Francis appeared to be short of breath as he greeted the rabbis at the start of the meeting, and the cancellation of his speech set off a brief health scare for the 86-year-old pontiff.
Francis is missing part of one lung, which was removed when he was a young man in his native Argentina.
“Pope Francis has a bit of a cold and a long day of audiences,” Vatican spokesman Matteo Bruni said in a statement.
“He wanted to greet the European rabbis individually and so he gave them his written speech.
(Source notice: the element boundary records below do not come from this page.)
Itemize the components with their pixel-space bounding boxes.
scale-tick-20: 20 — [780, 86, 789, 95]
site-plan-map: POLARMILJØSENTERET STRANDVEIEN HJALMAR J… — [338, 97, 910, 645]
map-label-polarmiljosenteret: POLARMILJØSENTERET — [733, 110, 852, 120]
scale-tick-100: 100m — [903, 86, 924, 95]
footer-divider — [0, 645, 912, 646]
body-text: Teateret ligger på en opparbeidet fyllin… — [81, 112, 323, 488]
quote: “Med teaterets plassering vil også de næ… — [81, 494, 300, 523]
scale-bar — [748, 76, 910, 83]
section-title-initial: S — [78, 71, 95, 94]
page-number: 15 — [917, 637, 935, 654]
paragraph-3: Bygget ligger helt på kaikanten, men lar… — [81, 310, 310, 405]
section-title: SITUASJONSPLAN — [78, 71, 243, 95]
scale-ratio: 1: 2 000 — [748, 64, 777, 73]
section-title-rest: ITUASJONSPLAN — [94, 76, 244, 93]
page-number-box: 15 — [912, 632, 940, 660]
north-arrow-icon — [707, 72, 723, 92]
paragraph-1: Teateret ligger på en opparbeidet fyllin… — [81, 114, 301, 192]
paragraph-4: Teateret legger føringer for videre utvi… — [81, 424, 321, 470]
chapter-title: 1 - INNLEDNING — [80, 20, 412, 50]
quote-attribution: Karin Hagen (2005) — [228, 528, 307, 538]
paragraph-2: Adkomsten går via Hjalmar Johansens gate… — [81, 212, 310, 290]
The remainder of his activities continues regularly,” Bruni said.
In the past, Francis has not read prepared speeches at the last minute in order to preserve his strength. He has a big gathering with children from around the world scheduled for later on Monday at the Vatican.
The pope had surgery in June 7 to repair an abdominal hernia. He spent nine days in hospital and appears to have recovered completely from that operation.
He has made three trips abroad since the surgery and is scheduled to go to Dubai next month for the COP28 United Nations climate summit.
In his prepared speech to the rabbis, Francis said his first thought and prayers goes “above all else, to everything that has happened in the last few weeks,” a clear reference to the Oct. 7 Hamas attack in Israel, including the taking away of hostages to the Gaza Strip, and the ensuing Israeli-Hamas war.
“Yet again violence and war have erupted in that Land blessed by the Most High, which seems continually assailed by the vileness of hatred and the deadly clash of weapons,” Francis wrote in the speech.
With France, Austria and Italy among the countries in Europe recently seeing a spate of antisemitic vandalism and slogans, Francis added: “The spread of antisemitic demonstrations, which I strongly condemn, is also of great concern.”
The pontiff said believers in God are called to build “fraternity and open paths of reconciliation for all.”
“Not weapons, not terrorism, not war, but compassion, justice and dialogue are the fitting means for building peace,” Francis said in the speech.
The pontiff also advocated taking steps to “search for our neighbour” as well as acceptance and patience, and certainly not “the brusque passion of vengeance and the folly of bitter hatred.”